Published 10:51 am Thursday, March 30, 2023

Getting your Trinity Audio player ready...

If there is an event in town, it’s likely you’ve seen Tim Rietz, with camera in hand, taking pictures and recording the posterity of the moment.

On Wednesday evening, a small ceremony was held at the YMCA at the Austin Community Recreation Center to recognize Rietz for a series of four such photographs he donated to the center.

A group of several people turned out to the ceremony and viewed the recently hung photos reflecting the life of Austin from the Austin ArtWorks Festival, weather scenes and the departed Austin Utilities plant that once stood where the YMCA at the ACRC now stands.

Email newsletter signup

“I just wanted to document life as we went along,” Rietz told the crowd.

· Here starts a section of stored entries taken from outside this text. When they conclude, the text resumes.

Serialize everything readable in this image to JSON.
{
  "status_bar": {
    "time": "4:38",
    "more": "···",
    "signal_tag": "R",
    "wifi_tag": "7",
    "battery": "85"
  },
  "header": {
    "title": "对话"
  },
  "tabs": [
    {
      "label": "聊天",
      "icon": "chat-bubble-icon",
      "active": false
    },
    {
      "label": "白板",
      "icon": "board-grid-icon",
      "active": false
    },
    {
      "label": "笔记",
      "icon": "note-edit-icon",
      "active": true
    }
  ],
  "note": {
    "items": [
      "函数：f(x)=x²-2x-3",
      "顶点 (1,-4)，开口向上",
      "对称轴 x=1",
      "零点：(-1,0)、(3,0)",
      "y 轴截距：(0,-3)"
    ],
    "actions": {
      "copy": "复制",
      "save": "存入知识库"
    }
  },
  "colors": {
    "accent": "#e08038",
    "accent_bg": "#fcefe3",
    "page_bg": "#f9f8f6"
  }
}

The prints themselves are mounted on the wall running away from the front desk toward the Community Room.

The prints themselves were printed on metal by Diamond Ridge and according to Diane Baker, executive director and CEO of the YMCA at the ACRC said not only do the prints add a special touch to the building, they also act as a way to remember the past and what came before.

“People want to honor the old facility, honor the Utility Plant that stood here,” Baker said, going on to say that this is only the start of how the YMCA wants to honor the past. “Thank you for this. It’s a very nice start.

One of the more striking buildings in Austin since its opening in early 2020, Baker hopes that things like Rietz’s donated prints will help add to the aesthetics of the YMCA at the ACRC.

“It enhances the facility,” Baker said. “We don’t have the resources to develop this right now so we can appreciate this.”

For Rietz, it’s an opportunity to show off the artistic base of the community and draw more attention to it and Austin, especially with the photographing of the Austin ArtWorks Festival.

“I just really wanted to show off the ArtWorks Festival,” he said. “Show some of the effects of the artists in town. To show what the seasons of Minnesota are like.”